As we made clear in Hinton, neither of these decisions is particularly relevant to cases like this one involving attacks on the same victim. See, e.g., Hinton, 31 F.3d at 822 (holding that the concerns outlined in Bettencourt and San Martin were “inapplicable where ․ the charged and prior conduct were part of a pattern of abuse involving the same victim and ․ similar modus operandi”).
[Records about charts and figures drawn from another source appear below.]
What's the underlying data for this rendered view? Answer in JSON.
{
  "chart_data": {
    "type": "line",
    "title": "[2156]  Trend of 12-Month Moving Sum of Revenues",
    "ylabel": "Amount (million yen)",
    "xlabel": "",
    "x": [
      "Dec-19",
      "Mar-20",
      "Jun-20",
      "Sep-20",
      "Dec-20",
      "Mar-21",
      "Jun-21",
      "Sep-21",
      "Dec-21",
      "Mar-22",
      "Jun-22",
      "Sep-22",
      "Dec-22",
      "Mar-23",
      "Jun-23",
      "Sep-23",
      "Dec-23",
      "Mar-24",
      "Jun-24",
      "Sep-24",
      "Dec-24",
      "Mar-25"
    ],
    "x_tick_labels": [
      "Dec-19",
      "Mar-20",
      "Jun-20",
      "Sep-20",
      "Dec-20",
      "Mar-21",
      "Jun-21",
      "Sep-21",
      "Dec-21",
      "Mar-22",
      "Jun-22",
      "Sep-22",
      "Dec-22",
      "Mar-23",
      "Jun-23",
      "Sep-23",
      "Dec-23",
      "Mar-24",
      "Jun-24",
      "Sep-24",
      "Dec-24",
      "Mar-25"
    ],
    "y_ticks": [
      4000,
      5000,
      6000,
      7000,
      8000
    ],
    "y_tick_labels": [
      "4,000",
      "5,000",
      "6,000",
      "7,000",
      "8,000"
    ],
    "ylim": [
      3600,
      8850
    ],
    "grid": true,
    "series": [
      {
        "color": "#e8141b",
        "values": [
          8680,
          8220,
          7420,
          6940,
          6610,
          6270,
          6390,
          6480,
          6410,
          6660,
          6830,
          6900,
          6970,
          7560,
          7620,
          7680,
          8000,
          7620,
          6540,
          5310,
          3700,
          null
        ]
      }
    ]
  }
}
Nor was there error under Rule 403, which permits district courts to exclude relevant evidence if “its probative value is substantially outweighed by the danger of unfair prejudice.” United States v. Ramos-Atondo, 732 F.3d 1113, 1123 (9th Cir. 2013); see also Bailey, 696 F.3d at 799. As discussed above, the evidence of Berckmann's attacks on his wife in New Jersey and Waikiki were quite probative of his intent at Hosmer Campground, and probative evidence is necessarily prejudicial to some degree. To the extent that this evidence could have gone too far if not cabined, the district court on three separate occasions instructed the jury that these acts were not charged crimes and could only be used for the “limited purpose of deciding whether the defendant had the state of mind, knowledge, or intent to commit the crimes charged in the indictment.” Considering the particularly relevant nature of the incidents between Berckmann and his wife, the district court did not abuse its discretion in admitting this evidence over a Rule 403 objection. See, e.g., United States v. Thornhill, 940 F.3d 1114, 1123 (9th Cir. 2019) (highlighting the importance of limiting instructions, and recognizing that “even where evidence is highly prejudicial, it is not necessarily unfairly prejudicial” (citation omitted)).
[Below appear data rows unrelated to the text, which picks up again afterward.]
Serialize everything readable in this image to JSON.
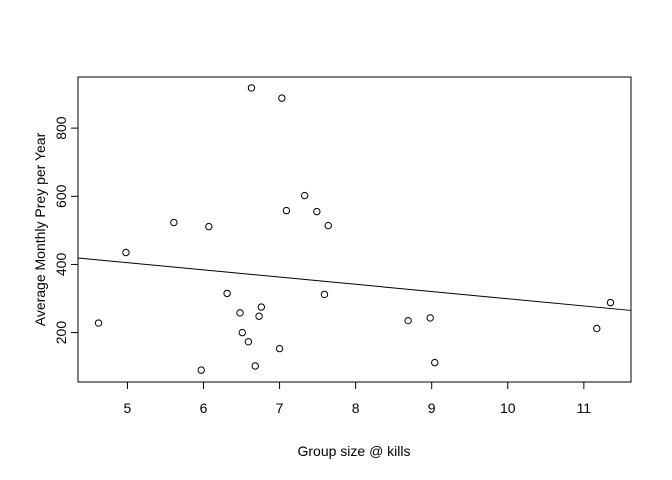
{
  "chart_data": {
    "type": "scatter",
    "title": "",
    "xlabel": "Group size @ kills",
    "ylabel": "Average Monthly Prey per Year",
    "xlim": [
      4.35,
      11.62
    ],
    "ylim": [
      55,
      950
    ],
    "x_ticks": [
      5,
      6,
      7,
      8,
      9,
      10,
      11
    ],
    "y_ticks": [
      200,
      400,
      600,
      800
    ],
    "grid": false,
    "points": [
      {
        "x": 4.62,
        "y": 228
      },
      {
        "x": 4.98,
        "y": 435
      },
      {
        "x": 5.61,
        "y": 523
      },
      {
        "x": 5.97,
        "y": 90
      },
      {
        "x": 6.07,
        "y": 511
      },
      {
        "x": 6.31,
        "y": 315
      },
      {
        "x": 6.48,
        "y": 258
      },
      {
        "x": 6.51,
        "y": 200
      },
      {
        "x": 6.59,
        "y": 173
      },
      {
        "x": 6.63,
        "y": 918
      },
      {
        "x": 6.68,
        "y": 102
      },
      {
        "x": 6.73,
        "y": 248
      },
      {
        "x": 6.76,
        "y": 275
      },
      {
        "x": 7.0,
        "y": 153
      },
      {
        "x": 7.03,
        "y": 888
      },
      {
        "x": 7.09,
        "y": 558
      },
      {
        "x": 7.33,
        "y": 602
      },
      {
        "x": 7.49,
        "y": 555
      },
      {
        "x": 7.59,
        "y": 312
      },
      {
        "x": 7.64,
        "y": 514
      },
      {
        "x": 8.69,
        "y": 235
      },
      {
        "x": 8.98,
        "y": 243
      },
      {
        "x": 9.04,
        "y": 112
      },
      {
        "x": 11.17,
        "y": 212
      },
      {
        "x": 11.35,
        "y": 288
      }
    ],
    "regression_line": {
      "x": [
        4.35,
        11.62
      ],
      "y": [
        419,
        265
      ]
    }
  }
}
Because the district court properly admitted the evidence of the New Jersey and Waikiki attacks, we affirm.
1. We resolve Berckmann's arguments pertaining to the sufficiency of the evidence, the effectiveness of counsel, and the reasonableness of his sentence in a concurrently filed memorandum disposition.
2. See, e.g., United States v. Covington, 565 F.3d 1336, 1342–43 (11th Cir. 2009); see also United States v. Farish, 535 F.3d 815, 820 (8th Cir. 2008) (prior domestic abuse evidence admissible to explain the defendant's motive to commit arson against a friend of the defendant's abused wife, who was sheltering the wife).
3. See, e.g., United States v. Johnson, 860 F.3d 1133, 1142 (8th Cir. 2017) (prior assault convictions admissible to “help explain the history” between the victim and the defendant “from which [the defendant's] intent to commit violence upon [the victim] is derived”).
4. Courts also have permitted other acts of violence as evidence to explain a victim's reaction—or apparent non-reaction—after being assaulted. See, e.g., United States v. Tsinnijinnie, 91 F.3d 1285, 1289 (9th Cir. 1996) (evidence of prior physical abuse admissible under Rule 404(b) to demonstrate how a victim “could be afraid enough to submit to such actions quietly”); United States v. Faulls, 821 F.3d 502, 508–09 (4th Cir. 2016) (domestic violence admissible under Rule 404(b) to explain the defendant's “control and domination” over his victim, and to explain why the victim remained with the defendant); United States v. Plumman, 409 F.3d 919, 928 (8th Cir. 2005) (prior assaults admissible under Rule 404(b) because the “physical assault evidence ․ provide[d] a reason why [the victim] did not contact law enforcement”). Because the government did not pursue this theory at trial or on appeal, we do not analyze it here.